Total Merchant Services: CPP-ready model
At the time of this writing, Total Merchant Services Inc. was entering the final stages of being acquired by North American Bancard Holdings LLC. Part of the attraction for investors was its channel partner program, a credit to TMS’s onboarding and sales training business initiatives.
“Our focus has been to put together a system where someone with zero or little experience could come on board and be prepared to pass their CPP [Certified Payment Professional] exam within 45 days of onboarding with Total Merchant,” said a spokesperson for TMS. The CPP certification program is available through the Electronic Transactions Association.
In addition to delivering three levels of training based on payments industry experience, the seven-session course covers pertinent subjects ranging from managing lead-ins to follow-ups and referrals, and more. Refresher training sessions are offered once monthly to the ISO channel. According to TMS, during the monthly “hour of power” sessions, MLSs join in company executive-directed phone calls for discussions about a particular topic and opportunity, for example, leading in with POS conversion or underwriting.
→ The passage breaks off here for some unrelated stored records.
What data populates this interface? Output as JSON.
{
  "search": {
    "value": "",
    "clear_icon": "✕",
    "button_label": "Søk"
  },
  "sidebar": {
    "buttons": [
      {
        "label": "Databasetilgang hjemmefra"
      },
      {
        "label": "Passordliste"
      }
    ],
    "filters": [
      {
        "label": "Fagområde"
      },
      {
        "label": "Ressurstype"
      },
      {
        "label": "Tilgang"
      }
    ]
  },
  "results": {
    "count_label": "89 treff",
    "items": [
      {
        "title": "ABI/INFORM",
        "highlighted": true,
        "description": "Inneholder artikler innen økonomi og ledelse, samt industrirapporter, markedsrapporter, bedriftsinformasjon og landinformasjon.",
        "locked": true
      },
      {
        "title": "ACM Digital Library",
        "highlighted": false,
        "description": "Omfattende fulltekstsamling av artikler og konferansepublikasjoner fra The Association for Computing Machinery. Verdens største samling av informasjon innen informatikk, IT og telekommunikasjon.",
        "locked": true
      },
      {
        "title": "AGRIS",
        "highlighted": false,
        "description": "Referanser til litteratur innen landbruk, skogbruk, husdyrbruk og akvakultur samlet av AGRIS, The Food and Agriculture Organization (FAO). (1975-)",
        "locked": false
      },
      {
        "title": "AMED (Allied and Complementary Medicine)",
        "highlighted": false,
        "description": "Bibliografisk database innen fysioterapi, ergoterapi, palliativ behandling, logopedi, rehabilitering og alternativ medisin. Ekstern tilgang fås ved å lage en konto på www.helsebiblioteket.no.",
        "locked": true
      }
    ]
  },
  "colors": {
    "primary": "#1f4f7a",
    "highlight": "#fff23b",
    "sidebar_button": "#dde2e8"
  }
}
Realizing that no two merchant businesses operate exactly the same, TMS adopted an effective strategy for dealing with systems integrations. “We’ve built out a business development team here that works with our ISO channel, and our integrations for semi-integrated or fully integrated can be one-offs,” said the company spokesperson. “It can be just one merchant or a franchise.” Level 3 support for its integrated Groovv POS product line is expected to continue after the acquisition.
First Data: tactical-strategic model
In building out its Partner Solutions group, First Data Corp. has unified sales and training support for a full range of enterprises from individual MLSs all the way to large super-wholesale ISOs. “We have tactical and strategic relationship managers, since tactical issues related to product decisions must be resolved quickly,” said Kevin Sisk, Senior Vice President, Partner Solutions at First Data. He added that the company’s strategic account managers guide relationships from a revenue and training standpoint.
“We have agents under the Ignite Payments program who resell payment processing but may not become registered ISOs or First Data employees,” Sisk said. “We have a week-long intensive program for anyone new to the industry and a shorter version for more seasoned agents.”
In addition to conducting product bootcamps, First Data hosts an annual conference that offers intensive training for reseller partners, as do the company’s monthly webinars and education portal. “We really want to remove the challenge and burden of staying current, do it for them, so they don’t have the operational overhead of having a lot of people to help educate,” Sisk said.
Sisk pointed out that First Data bundles many of its products to give resellers optimum leverage. “If you think of a buffet, there are 10 different items,” he said. “We want to give them the buffet price, but then allow them to take those 10 different items and retail each one as they see fit, and manage the retail a la carte.”
First Data Vice President of Partner Solutions Terry Wilson noted that many ISOs today are searching for independent software vendor solutions. “What we’ve done is provide them with Clover,” he said. “It becomes their own individual ISV solution, which they can resell; it’s cloud-and app-based. Our Clover sales are going through the roof.”
For First Data and other companies interviewed by The Green Sheet, execution is the key. “Even with seasoned agents and ISOs, you can’t assume just because they appear to know what they’re doing, it doesn’t mean that they’re up to date on every single thing that First Data is doing,” Sisk said. “We take the approach once they’re on board that it’s new for everybody.”